The localization of atherosclerotic lesion formation to regions of disturbed blood flow associated with certain arterial geometries, in humans and experimental animals, suggests an important role for hemodynamic forces in the pathobiology of atherosclerosis. There is increasing evidence that the vascular endothelium, which is directly exposed to various fluid mechanical forces generated by pulsatile blood flow, can discriminate among these different biomechanical stimuli and transduce them into genetic regulatory programs that modulate endothelial function. In this brief review, we discuss how biomechanical stimuli generated by blood flow can influence endothelial functional phenotypes, and explore the working hypothesis of "atheroprone" hemodynamic environments as "local risk factors" in atherogenesis. In addition, we consider the therapeutic implications of the activation of "atheroprotective genes" and their role as "critical regulatory nodes" in vascular homeostasis.

Fig. 1

Nonrandom pattern of early atherosclerotic lesion development in mouse aorta. (A) Dissected aortic arch from a LDL receptor-deficient (LDLR−/−) mouse fed a cholesterol-rich diet stained with oil red-O to mark early atherosclerotic lesions (adapted from Ref. [65]). (B) Location of “atherosclerosis-resistant” and “atherosclerosis-susceptible” regions, indicated on an intact mouse aorta, corresponding to the descending thoracic aorta and the lesser curvature of the aortic arch, respectively. (C) En face confocal microscopy of the endothelium of these regions showing distinct cell shapes (cell junctions stained for CD31).

Fig. 2

A novel in vitro biomechanical model system for the analysis of atheroprotective and atheroprone endothelial phenotypes in human endothelial cells. Computational fluid mechanical analysis of flow patterns of the normal human carotid artery yielded two prototypic arterial waveforms–“atheroprotective” and “atheroprone,” representative of the wall shear stresses of the carotid sinus and the distal internal carotid artery, which are typically “susceptible” or “resistant,” respectively, to atherosclerosis.
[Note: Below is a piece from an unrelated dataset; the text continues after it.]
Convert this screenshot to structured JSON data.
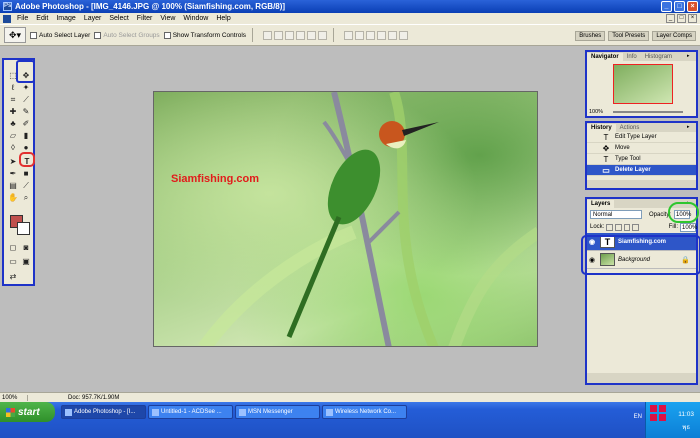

These biomechanical stimuli were recreated on the surface of cultured human endothelial monolayers in a dynamic flow system, and the resultant transcriptomes were subjected to detailed bioinformatic analyses.

Fig. 3

Critical regulatory nodes in vascular homeostasis. Induction of the transcription factors KLF2 and Nrf2 by atheroprotective flow orchestrates a multifunctional genetic program, the net effects of which contribute to the maintenance of endothelial vasoprotective phenotypes. Statins, and potentially other yet-to-be-defined agents, through their induction of KLF2 can function as pharmacomimetics of atheroprotective flow.